If you are dealing with a rehabilitative teen, you definitely have a delicate phase to handle. You must keep in mind that your troubled teen is very susceptible to recurring bouts of whatever mental disorder he/she may be struggling with. In general, may your troubled teen be suffering from an eating disorder to depression, this period of time may be as delicate as porcelain. As difficult as it may be to try and envision yourself in your teenager’s position, you must give it a shot. If you don’t, and continue to think as a concerned parent for his/her child, you may risk pushing your teenager’s buttons. This is a dangerous matter. For example, if your troubled teen is struggling with an eating disorder and is finally considered in a “safe” condition by his/her physician, talking about going out for ice cream with the whole family blatantly may still be delicate territory to tread. You must remember what buttons to steer clear of once your child has recovered or is on his/her way to recovery from a mental disorder. In many studied cases, the newly recovered stage or the final stage to recovery can be the most delicate. These points in time of recovery can either make or break one’s entire recovery process. Repercussions of the disorder are highly likely to go through your teenager’s mind at this time. It is vital to be very observant of him/her and his/her actions.
Noticing signs of relapse
What do you do if you start noticing signs of your troubled teen going into relapse?

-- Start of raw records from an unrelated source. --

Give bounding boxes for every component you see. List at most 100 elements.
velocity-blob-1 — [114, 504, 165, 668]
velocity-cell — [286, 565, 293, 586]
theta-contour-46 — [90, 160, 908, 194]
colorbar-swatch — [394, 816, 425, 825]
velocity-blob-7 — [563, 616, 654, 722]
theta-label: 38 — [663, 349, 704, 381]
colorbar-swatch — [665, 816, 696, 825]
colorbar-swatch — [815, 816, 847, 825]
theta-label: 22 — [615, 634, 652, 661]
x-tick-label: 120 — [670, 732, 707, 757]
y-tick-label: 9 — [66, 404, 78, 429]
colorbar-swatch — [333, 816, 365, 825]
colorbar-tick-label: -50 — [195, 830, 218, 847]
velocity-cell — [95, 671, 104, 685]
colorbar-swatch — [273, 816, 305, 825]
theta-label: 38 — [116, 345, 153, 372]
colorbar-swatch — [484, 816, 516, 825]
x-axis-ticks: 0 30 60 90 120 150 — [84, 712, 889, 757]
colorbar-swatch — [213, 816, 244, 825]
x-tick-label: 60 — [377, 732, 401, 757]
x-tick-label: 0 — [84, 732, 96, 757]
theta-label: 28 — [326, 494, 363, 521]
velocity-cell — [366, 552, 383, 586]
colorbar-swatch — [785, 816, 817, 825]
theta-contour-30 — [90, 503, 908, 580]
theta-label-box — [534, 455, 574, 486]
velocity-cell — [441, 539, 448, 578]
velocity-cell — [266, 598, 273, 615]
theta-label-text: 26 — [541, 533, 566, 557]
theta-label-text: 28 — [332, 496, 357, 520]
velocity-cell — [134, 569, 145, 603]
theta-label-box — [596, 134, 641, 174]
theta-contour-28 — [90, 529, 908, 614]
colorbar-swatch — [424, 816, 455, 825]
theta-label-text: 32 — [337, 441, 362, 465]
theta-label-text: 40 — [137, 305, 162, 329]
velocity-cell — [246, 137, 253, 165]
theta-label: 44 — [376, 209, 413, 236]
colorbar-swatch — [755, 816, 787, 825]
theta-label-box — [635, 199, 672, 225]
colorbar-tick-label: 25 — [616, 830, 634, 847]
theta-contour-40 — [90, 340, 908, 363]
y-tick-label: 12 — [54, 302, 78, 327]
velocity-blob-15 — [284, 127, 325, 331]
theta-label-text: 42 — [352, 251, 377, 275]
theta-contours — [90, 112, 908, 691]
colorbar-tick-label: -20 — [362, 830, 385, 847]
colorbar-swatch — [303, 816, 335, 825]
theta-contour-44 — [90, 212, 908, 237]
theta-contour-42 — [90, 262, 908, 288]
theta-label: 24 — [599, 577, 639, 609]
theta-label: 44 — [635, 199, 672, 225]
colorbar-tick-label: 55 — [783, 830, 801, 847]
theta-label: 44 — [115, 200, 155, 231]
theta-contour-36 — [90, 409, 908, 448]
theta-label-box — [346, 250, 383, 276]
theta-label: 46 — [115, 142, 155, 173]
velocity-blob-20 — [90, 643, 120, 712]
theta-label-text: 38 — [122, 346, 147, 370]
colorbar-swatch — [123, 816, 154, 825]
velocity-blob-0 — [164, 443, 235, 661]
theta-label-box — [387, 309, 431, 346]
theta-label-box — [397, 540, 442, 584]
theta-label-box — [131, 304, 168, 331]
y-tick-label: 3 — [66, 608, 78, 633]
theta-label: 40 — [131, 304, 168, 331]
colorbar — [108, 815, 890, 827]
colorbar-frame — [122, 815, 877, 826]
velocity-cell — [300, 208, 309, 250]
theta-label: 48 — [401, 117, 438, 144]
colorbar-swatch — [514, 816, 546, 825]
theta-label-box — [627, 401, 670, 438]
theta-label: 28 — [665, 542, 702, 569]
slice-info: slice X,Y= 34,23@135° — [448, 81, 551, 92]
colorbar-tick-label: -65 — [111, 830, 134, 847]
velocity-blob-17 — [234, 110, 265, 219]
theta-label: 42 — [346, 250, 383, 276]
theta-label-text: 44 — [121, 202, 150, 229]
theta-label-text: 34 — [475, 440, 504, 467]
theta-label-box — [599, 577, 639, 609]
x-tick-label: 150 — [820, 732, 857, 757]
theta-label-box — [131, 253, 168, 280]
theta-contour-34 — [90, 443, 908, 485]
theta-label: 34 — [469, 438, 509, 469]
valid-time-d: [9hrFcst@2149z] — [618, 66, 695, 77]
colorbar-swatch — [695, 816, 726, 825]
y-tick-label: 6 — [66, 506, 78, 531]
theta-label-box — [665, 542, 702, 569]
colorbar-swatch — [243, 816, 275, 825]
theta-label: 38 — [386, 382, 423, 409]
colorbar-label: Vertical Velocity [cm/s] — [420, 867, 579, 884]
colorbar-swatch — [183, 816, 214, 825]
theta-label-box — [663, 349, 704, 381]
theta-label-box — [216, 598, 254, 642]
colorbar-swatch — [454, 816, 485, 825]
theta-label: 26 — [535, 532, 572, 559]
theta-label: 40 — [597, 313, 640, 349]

It is important to address his/her situation immediately. Before his/her mental state collapses or he/she falls even deeper into the pit of depression or obsessive-compulsive tendencies, you must try to keep your child’s mental thinking/aura adrift. By this point, you should be fully aware of your troubled teen’s sensitive spots and as much as possible you should help your teenager veer away from situations or contexts where he/she may be left mentally vulnerable and exposed. Weak from the emotional/mental trauma that mental disorders can put your child through, you’re aim in order to help your teen is to try to make things better and give him/her a helping hand. There are parents who think of this concept as sheltering the teenager from the reality that he/she must face, but considering this idea through another perspective one may realize that it is merely a way of offering your child a hand when he/she has tripped and fallen.